Saturday, 21 March 2015

Leadership - A Duty of Consistency and Common Sense



I read a newspaper article today about a Japanese academic, an expert on China, who works at my old alma mater, the University of Nottingham. She has been forced to leave the UK because she has failed to meet the home office requirement of living in the UK for more than 185 days a year. She was unable to meet that commitment because she had to travel for her work and spent 270 days in China in 2010 and 202 days there in 2011. She has an Australian husband and a one year old son born in the UK. After initially being denied the right to stay in the UK, a judge declared that it was not in the national interest to deport her given her expertise (she advised the UK Government and some of her research was government funded). The Home Office in its infinite wisdom appealed and she has abandoned her claim because of increasing legal expenses.

Meanwhile the country pays host to scores of foreign criminals, often ruthless and violent, who manage to evade deportation, even after serving lengthy prison sentences because they have conned the increasingly useless justice systems over their human  rights.

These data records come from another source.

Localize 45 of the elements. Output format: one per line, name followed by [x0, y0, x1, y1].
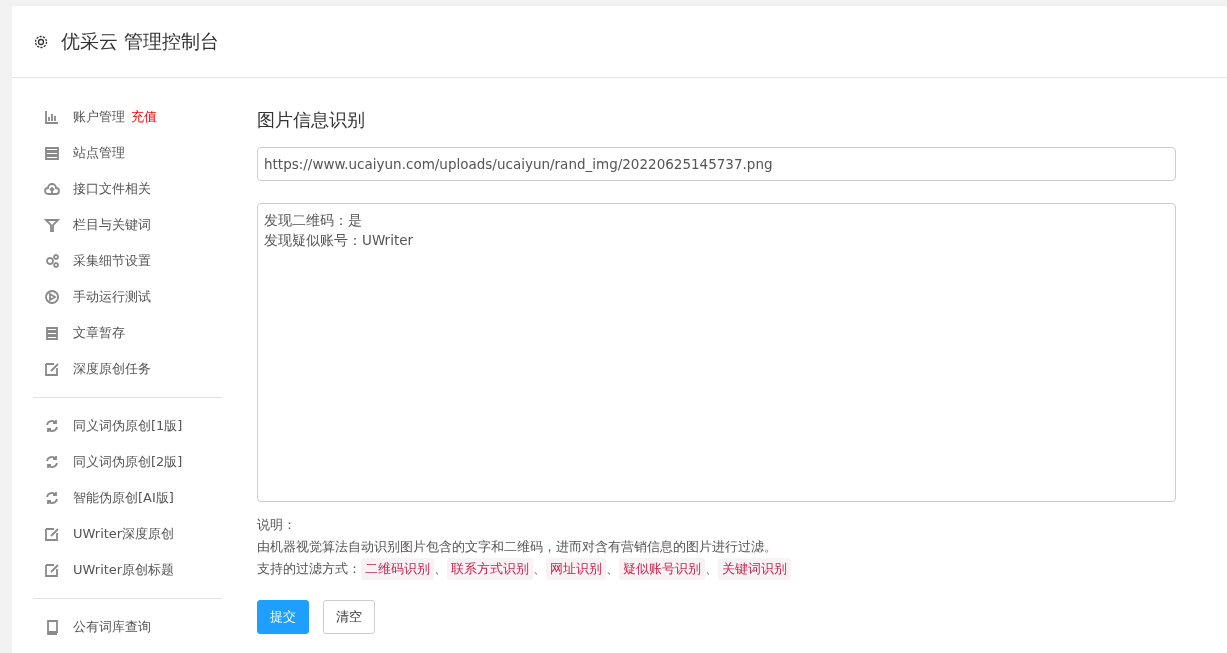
sidebar-item[interactable]: 公有词库查询	[73, 618, 151, 636]
sidebar-item[interactable]: 栏目与关键词	[73, 216, 151, 234]
sidebar-item[interactable]: 文章暂存	[73, 324, 125, 342]
filter-tag: 联系方式识别	[447, 558, 533, 580]
cloud-upload-icon	[44, 181, 60, 197]
clear-button[interactable]: 清空	[323, 600, 375, 634]
sidebar-item[interactable]: 智能伪原创[AI版]	[73, 489, 174, 507]
notes-description: 由机器视觉算法自动识别图片包含的文字和二维码，进而对含有营销信息的图片进行过滤。	[257, 538, 778, 556]
sidebar-item[interactable]: 深度原创任务	[73, 360, 151, 378]
sidebar-item[interactable]: 采集细节设置	[73, 252, 151, 270]
filters-label: 支持的过滤方式：	[257, 560, 361, 578]
edit-icon	[44, 526, 60, 542]
sidebar-item[interactable]: 同义词伪原创[2版]	[73, 453, 183, 471]
sidebar-item[interactable]: UWriter原创标题	[73, 561, 175, 579]
sidebar-item[interactable]: 账户管理	[73, 108, 125, 126]
separator: 、	[606, 560, 619, 578]
filter-tag: 疑似账号识别	[619, 558, 705, 580]
edit-icon	[44, 361, 60, 377]
result-box[interactable]: 发现二维码：是 发现疑似账号：UWriter	[257, 203, 1176, 502]
filter-tag: 关键词识别	[718, 558, 791, 580]
edit-icon	[44, 562, 60, 578]
section-title: 图片信息识别	[257, 108, 366, 132]
filter-tag: 二维码识别	[361, 558, 434, 580]
url-field[interactable]: https://www.ucaiyun.com/uploads/ucaiyun/rand_img/20220625145737.png	[257, 147, 1176, 181]
refresh-icon	[44, 454, 60, 470]
console-title: 优采云 管理控制台	[61, 28, 220, 54]
notes-heading: 说明：	[257, 516, 297, 534]
sidebar-item[interactable]: UWriter深度原创	[73, 525, 175, 543]
sidebar-item[interactable]: 站点管理	[73, 144, 125, 162]
separator: 、	[434, 560, 447, 578]
server-icon	[44, 145, 60, 161]
separator: 、	[533, 560, 546, 578]
sidebar-item[interactable]: 接口文件相关	[73, 180, 151, 198]
bar-chart-icon	[44, 109, 60, 125]
settings-icon	[33, 33, 49, 50]
book-icon	[44, 619, 60, 635]
play-icon	[44, 289, 60, 305]
filter-tag: 网址识别	[546, 558, 606, 580]
sidebar-item[interactable]: 手动运行测试	[73, 288, 151, 306]
refresh-icon	[44, 418, 60, 434]
filter-icon	[44, 217, 60, 233]
sidebar-item[interactable]: 同义词伪原创[1版]	[73, 417, 183, 435]
separator: 、	[705, 560, 718, 578]
recharge-link[interactable]: 充值	[131, 108, 157, 126]
refresh-icon	[44, 490, 60, 506]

Before you turn away, this isn’t another article about the nonsensical human rights regulations and their constant abuse and deliberate misinterpretation by our liberal elite. The problem is more that we have lost sense of consistency and common sense in so many parts of our daily lives.


The problem occurs in government, across the civil service, in local authorities but is also rife in private companies and corporations. The larger the instituition, the larger the problem. As systems get bigger, they get exponentially more complex, and as complexity increases inconsistency is almost inevitable. The failure to address inconsistency is largely because we fail to use common sense.

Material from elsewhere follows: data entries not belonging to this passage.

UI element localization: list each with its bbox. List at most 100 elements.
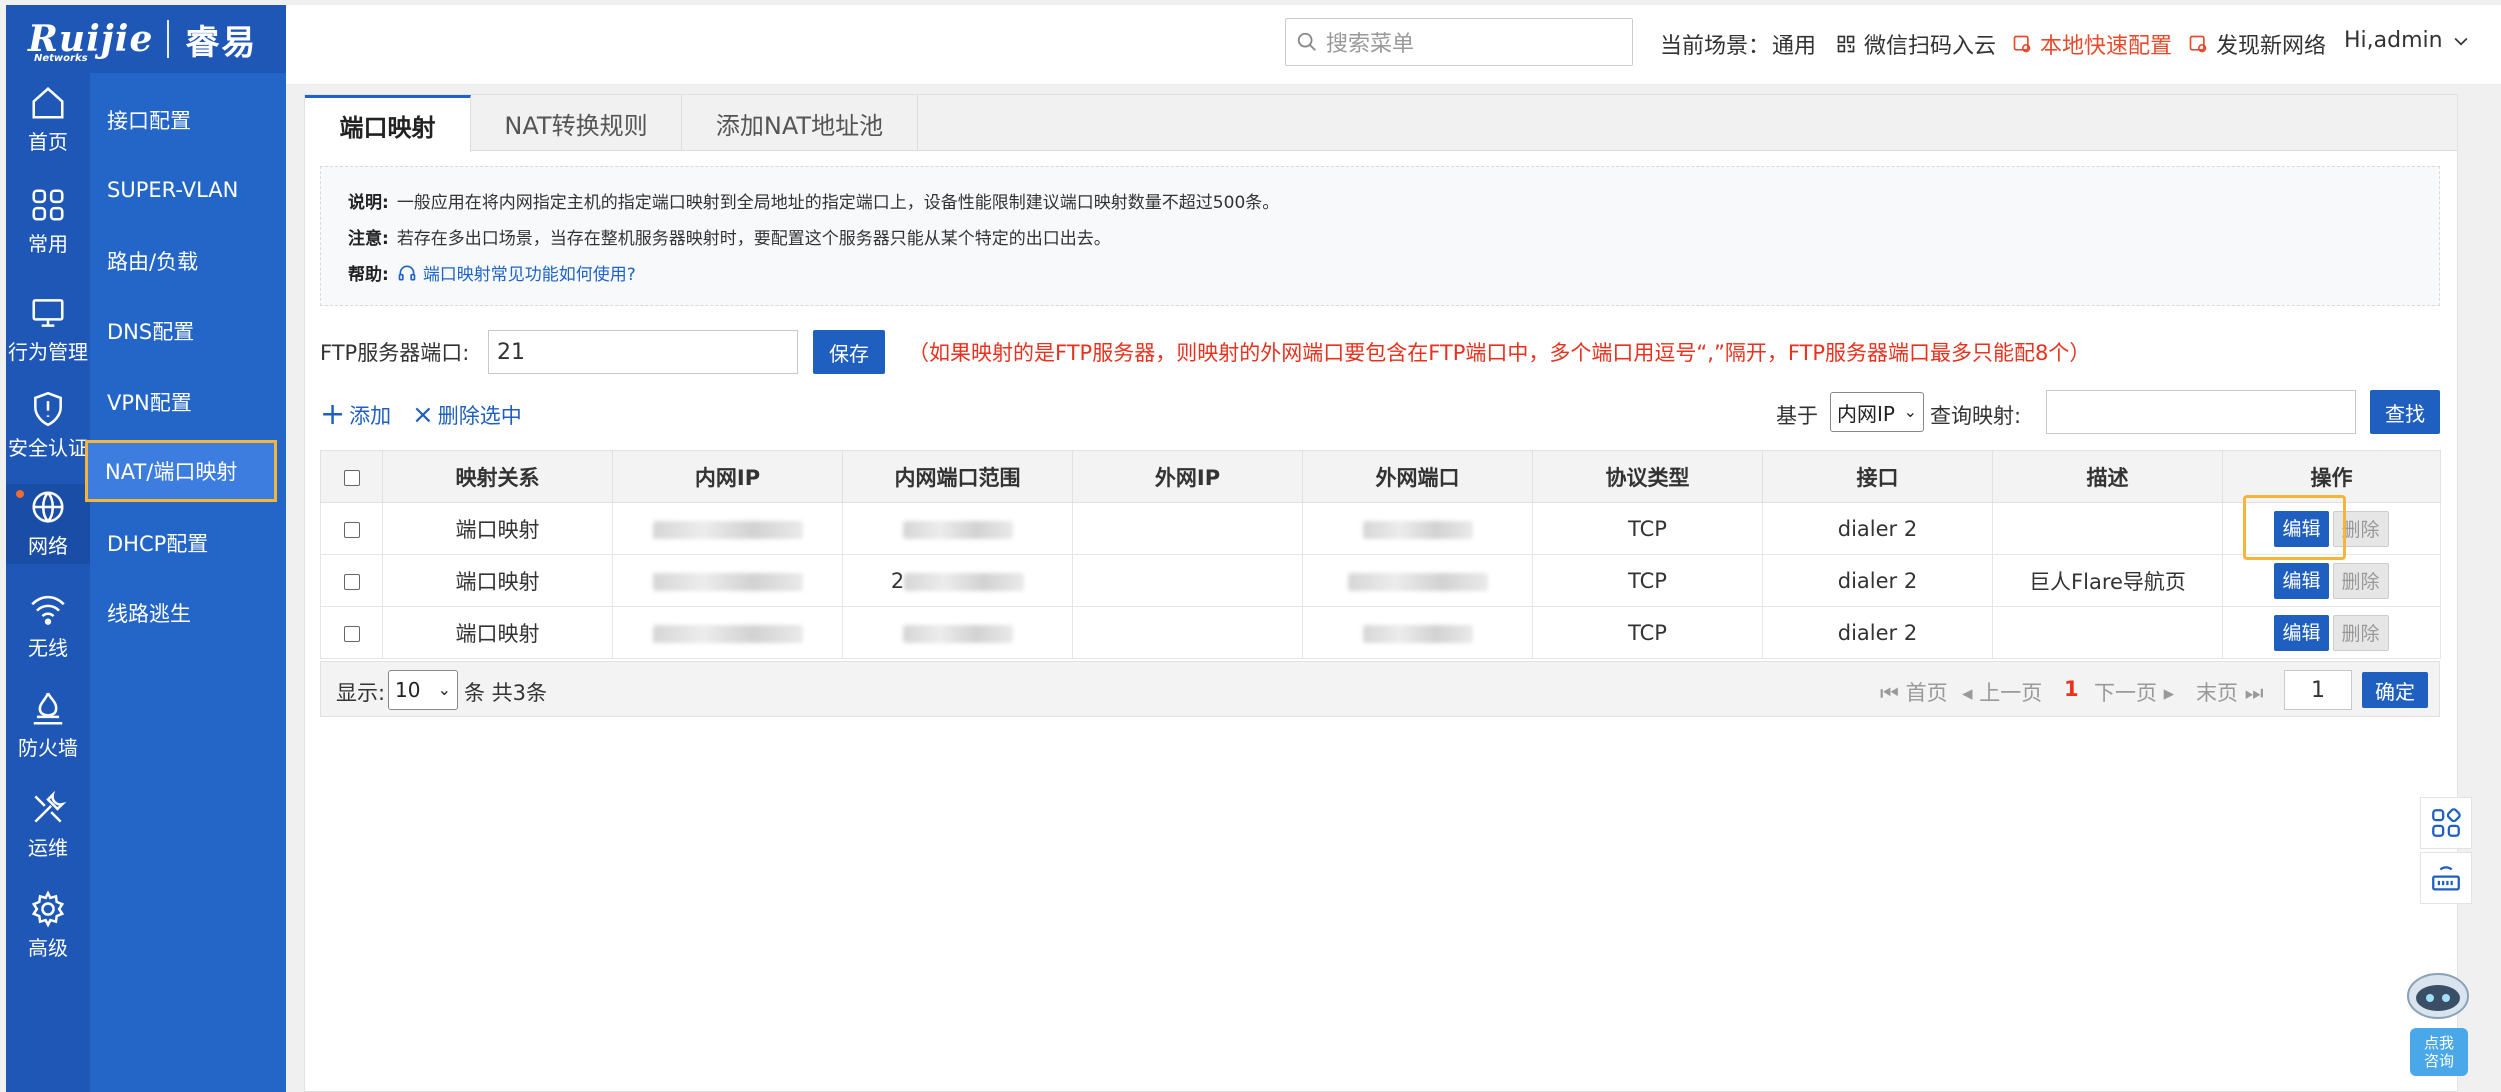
chevron-down-icon	[2454, 37, 2468, 46]
assistant-robot[interactable]: 点我 咨询	[2400, 968, 2476, 1078]
last-page-link[interactable]: 末页 ⏭	[2196, 677, 2264, 707]
edit-button[interactable]: 编辑	[2274, 614, 2329, 651]
row-select-cell[interactable]	[320, 554, 383, 607]
port-mapping-table: 映射关系 内网IP 内网端口范围 外网IP 外网端口 协议类型 接口 描述 操作…	[320, 450, 2441, 659]
cell-type: 端口映射	[382, 606, 613, 659]
wechat-cloud-link[interactable]: 微信扫码入云	[1836, 28, 1996, 60]
column-header: 外网IP	[1072, 450, 1303, 503]
column-header: 描述	[1992, 450, 2223, 503]
delete-button[interactable]: 删除	[2332, 614, 2389, 651]
submenu-item-routing[interactable]: 路由/负载	[90, 230, 286, 292]
rail-item-security[interactable]: 安全认证	[6, 390, 90, 461]
row-select-cell[interactable]	[320, 606, 383, 659]
rail-item-common[interactable]: 常用	[6, 186, 90, 257]
cell-description	[1992, 502, 2223, 555]
cell-protocol: TCP	[1532, 502, 1763, 555]
tab-port-mapping[interactable]: 端口映射	[305, 95, 471, 152]
search-icon	[1297, 32, 1316, 51]
scene-value[interactable]: 通用	[1772, 28, 1816, 60]
assistant-line-2: 咨询	[2423, 1052, 2454, 1070]
next-page-link[interactable]: 下一页 ▸	[2094, 677, 2174, 707]
edit-button[interactable]: 编辑	[2274, 510, 2329, 547]
cell-lan-port	[842, 502, 1073, 555]
cell-wan-ip	[1072, 502, 1303, 555]
rail-item-home[interactable]: 首页	[6, 84, 90, 155]
submenu-item-dns[interactable]: DNS配置	[90, 300, 286, 362]
chevron-down-icon: ⌄	[1903, 402, 1917, 421]
rail-item-ops[interactable]: 运维	[6, 790, 90, 861]
cell-actions: 编辑 删除	[2222, 554, 2441, 607]
column-header: 内网端口范围	[842, 450, 1073, 503]
row-checkbox[interactable]	[343, 625, 360, 642]
delete-button[interactable]: 删除	[2332, 562, 2389, 599]
quick-config-link[interactable]: 本地快速配置	[2012, 28, 2172, 60]
user-menu[interactable]: Hi,admin	[2344, 28, 2471, 53]
submenu-label: DNS配置	[107, 320, 195, 344]
select-all-cell[interactable]	[320, 450, 383, 503]
submenu-label: SUPER-VLAN	[107, 178, 239, 202]
delete-button[interactable]: 删除	[2332, 510, 2389, 547]
prev-page-link[interactable]: ◂ 上一页	[1962, 677, 2042, 707]
tab-nat-pool[interactable]: 添加NAT地址池	[682, 95, 918, 151]
cell-description: 巨人Flare导航页	[1992, 554, 2223, 607]
grid-icon	[32, 189, 64, 221]
first-page-icon: ⏮	[1880, 681, 1906, 705]
current-page: 1	[2064, 677, 2079, 701]
page-size-select[interactable]: 10 ⌄	[388, 670, 458, 710]
logo-subtext: Networks	[34, 53, 88, 64]
note-description: 说明: 一般应用在将内网指定主机的指定端口映射到全局地址的指定端口上，设备性能限制…	[348, 193, 1280, 213]
base-select[interactable]: 内网IP ⌄	[1830, 392, 1924, 432]
base-label: 基于	[1776, 404, 1818, 428]
row-checkbox[interactable]	[343, 521, 360, 538]
ftp-port-label: FTP服务器端口:	[320, 341, 470, 365]
cell-protocol: TCP	[1532, 606, 1763, 659]
assistant-line-1: 点我	[2423, 1034, 2454, 1052]
search-input[interactable]: 搜索菜单	[1285, 18, 1633, 66]
cell-wan-port	[1302, 502, 1533, 555]
help-link[interactable]: 端口映射常见功能如何使用?	[423, 260, 636, 285]
discover-network-link[interactable]: 发现新网络	[2188, 28, 2326, 60]
row-select-cell[interactable]	[320, 502, 383, 555]
query-input[interactable]	[2046, 390, 2356, 434]
submenu-item-nat[interactable]: NAT/端口映射	[85, 440, 277, 502]
save-button[interactable]: 保存	[813, 330, 885, 374]
submenu-item-dhcp[interactable]: DHCP配置	[90, 512, 286, 574]
search-placeholder: 搜索菜单	[1326, 32, 1415, 57]
confirm-page-button[interactable]: 确定	[2362, 672, 2428, 708]
device-float-button[interactable]	[2420, 852, 2472, 904]
rail-label: 首页	[28, 130, 68, 154]
row-checkbox[interactable]	[343, 573, 360, 590]
monitor-icon	[32, 299, 64, 327]
edit-button[interactable]: 编辑	[2274, 562, 2329, 599]
cell-wan-ip	[1072, 606, 1303, 659]
cell-description	[1992, 606, 2223, 659]
goto-page-input[interactable]: 1	[2284, 670, 2352, 710]
submenu-item-vpn[interactable]: VPN配置	[90, 371, 286, 433]
submenu-label: 接口配置	[107, 109, 191, 133]
shield-icon	[34, 391, 62, 427]
submenu-item-interface[interactable]: 接口配置	[90, 89, 286, 151]
column-header: 操作	[2222, 450, 2441, 503]
qrcode-icon	[1837, 35, 1855, 53]
ftp-port-input[interactable]: 21	[488, 330, 798, 374]
find-button[interactable]: 查找	[2370, 390, 2440, 434]
select-all-checkbox[interactable]	[343, 469, 360, 486]
add-button[interactable]: + 添加	[320, 400, 391, 430]
rail-item-advanced[interactable]: 高级	[6, 890, 90, 961]
rail-item-behavior[interactable]: 行为管理	[6, 294, 90, 365]
first-page-link[interactable]: ⏮ 首页	[1880, 677, 1948, 707]
rail-item-firewall[interactable]: 防火墙	[6, 690, 90, 761]
submenu-item-line-escape[interactable]: 线路逃生	[90, 582, 286, 644]
rail-item-wireless[interactable]: 无线	[6, 590, 90, 661]
caret-left-icon: ◂	[1962, 681, 1980, 705]
cell-interface: dialer 2	[1762, 554, 1993, 607]
delete-selected-button[interactable]: × 删除选中	[412, 400, 522, 430]
brand-logo[interactable]: Ruijie Networks 睿易	[6, 5, 286, 73]
submenu-item-super-vlan[interactable]: SUPER-VLAN	[90, 159, 286, 221]
apps-float-button[interactable]	[2420, 797, 2472, 849]
rail-item-network[interactable]: 网络	[6, 484, 90, 564]
rail-label: 常用	[28, 232, 68, 256]
scene-label: 当前场景：	[1660, 34, 1771, 59]
column-header: 协议类型	[1532, 450, 1763, 503]
tab-nat-rules[interactable]: NAT转换规则	[471, 95, 682, 151]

How often do we see businesses embarking on massive redundancy programmes, eliminating their valuable, knowledgeable and loyal staff, only to take on more useless managers and expensive contractors with no loyalty, and with no experience of the real and specific organisational issues that face them.

If we could use a little common sense every time we spotted an inconsistency, we could start to eliminate the inconsistency at least, and maybe even fix the root cause of the problem that gave way to the inconsistency in the first place. In my circles it’s called Continuous Improvement. By fixing problems as you encounter them it is possible to start to control complexity by reducing the number of problems that can occur in the future.

But instead of fixing the right problem, our leaders cover up the issues by creating new rules and regualations and introducing more complexity and more inconsistencies. And the vicious cycle starts over.

As we head towards the general election our politicans should seriously think about policies that end these nonsenses and engage their frontal lobes with a bit more rigor before they embark on the next round of rules and regulations that make our blood boil.

Sadly, it will be too late for Dr Miwa Hirono.